Companies perform better when they treat sustainability as a return opportunity, rather than as a risk management exercise, says a new report from Zurich-based UBS Group AG.
The chief investment office at UBS Wealth Management today issued a white paper that says companies can improve their performance by meeting enhanced standards and actively seeking sustainable business opportunities, rather than treating their sustainability efforts as a way to manage operational and reputational risks.
According to the report, global assets managed according to responsible investment criteria grew from US$18.3 trillion in 2014 to US$22.9 trillion in 2016. It adds that widespread adoption of the United Nations Sustainable Development Goals (SDGs) will require US$5 trillion to US$7 trillion in annual investment over the longer term, which will boost demand for sustainability-related products and services.
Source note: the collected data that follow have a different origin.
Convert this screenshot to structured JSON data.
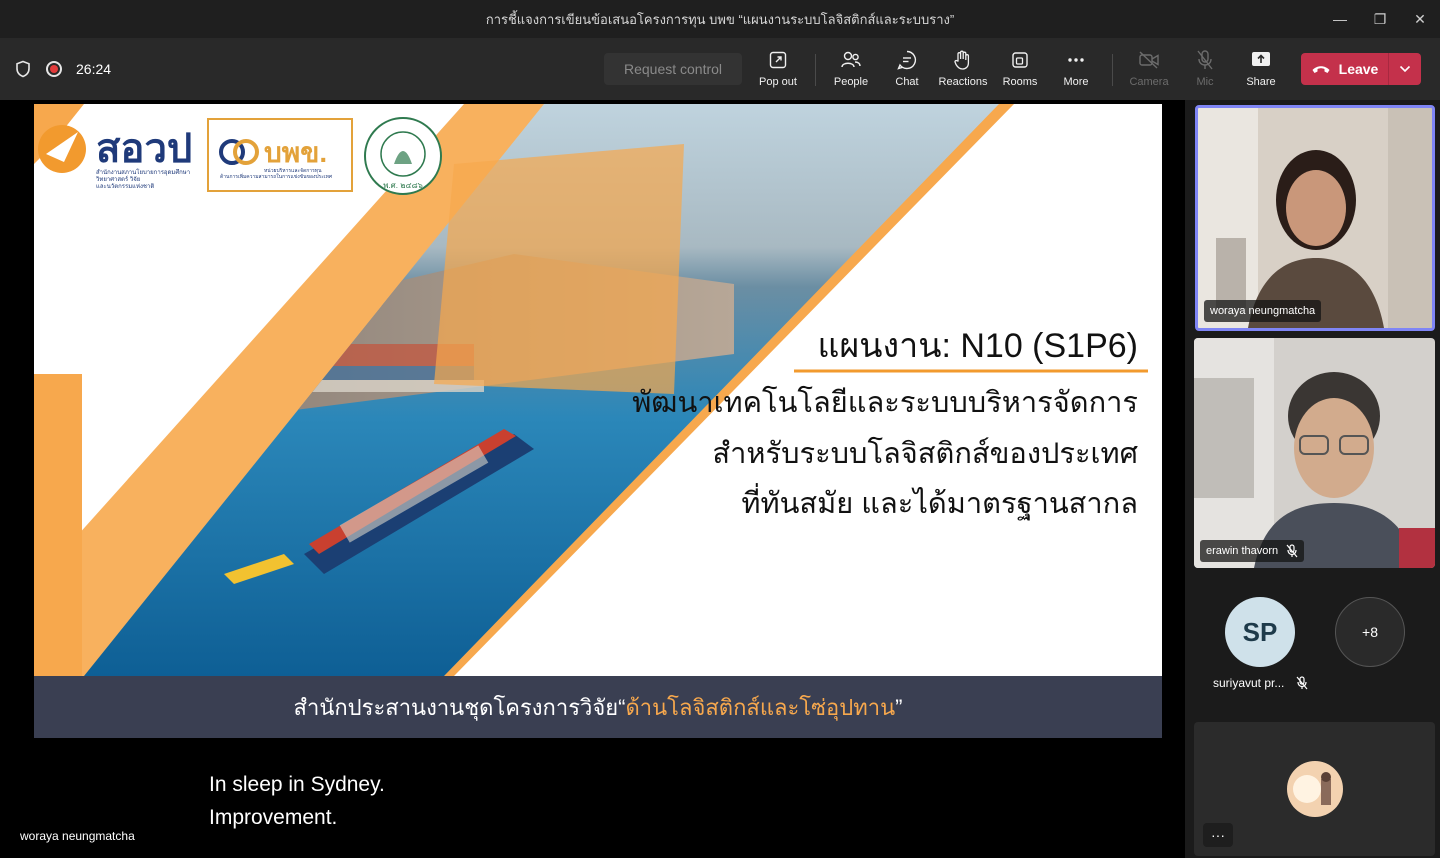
{
  "window": {
    "title": "การชี้แจงการเขียนข้อเสนอโครงการทุน บพข “แผนงานระบบโลจิสติกส์และระบบราง”",
    "minimize": "—",
    "restore": "❐",
    "close": "✕"
  },
  "toolbar": {
    "timer": "26:24",
    "request_control": "Request control",
    "pop_out": "Pop out",
    "people": "People",
    "chat": "Chat",
    "reactions": "Reactions",
    "rooms": "Rooms",
    "more": "More",
    "camera": "Camera",
    "mic": "Mic",
    "share": "Share",
    "leave": "Leave"
  },
  "slide": {
    "logo1_text": "สอวป",
    "logo1_sub1": "สำนักงานสภานโยบายการอุดมศึกษา",
    "logo1_sub2": "วิทยาศาสตร์ วิจัย",
    "logo1_sub3": "และนวัตกรรมแห่งชาติ",
    "logo2_text": "บพข.",
    "logo2_sub1": "หน่วยบริหารและจัดการทุน",
    "logo2_sub2": "ด้านการเพิ่มความสามารถในการแข่งขันของประเทศ",
    "seal_year": "พ.ศ. ๒๔๘๖",
    "title": "แผนงาน: N10 (S1P6)",
    "line1": "พัฒนาเทคโนโลยีและระบบบริหารจัดการ",
    "line2": "สำหรับระบบโลจิสติกส์ของประเทศ",
    "line3": "ที่ทันสมัย และได้มาตรฐานสากล",
    "footer_prefix": "สำนักประสานงานชุดโครงการวิจัย“",
    "footer_highlight": "ด้านโลจิสติกส์และโซ่อุปทาน",
    "footer_suffix": "”"
  },
  "captions": {
    "line1": "In sleep in Sydney.",
    "line2": "Improvement."
  },
  "stage_presenter": "woraya neungmatcha",
  "participants": {
    "tile1_name": "woraya neungmatcha",
    "tile2_name": "erawin thavorn",
    "sp_initials": "SP",
    "sp_name": "suriyavut pr...",
    "more_count": "+8",
    "self_more": "···"
  },
  "colors": {
    "accent_orange": "#f7a84d",
    "leave_red": "#c4314b",
    "active_border": "#7f85f5",
    "footer_bg": "#3a3f52"
  }
}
"Amid increasing pressure from investors and other stakeholders, companies can best address their sustainability challenges by treating them as opportunities. A ‘business with impact' approach can help them enhance not only their social and environmental footprint but also their financial returns," said Mark Haefele, global CIO at UBS Wealth Management, in a statement.
The paper says that, among other things, firms seeking to become "businesses with impact" should work with other organizations to test business approaches, meet client demands, and overcome internal constraints; learn how to invest on a long-term basis from sustainability-focused clients and investors; and, establish digital platforms that enable them to connect more easily with socially-responsible investors and to identify suitable ‘impact' opportunities.
"Our wealthiest clients are increasingly focused on sustainability in both their investments and their businesses," added Simon Smiles, CIO for ultra high net worth at UBS Wealth Management. "We expect them to gravitate increasingly toward a ‘business with impact' approach when dealing with their own companies as well as firms in which they invest."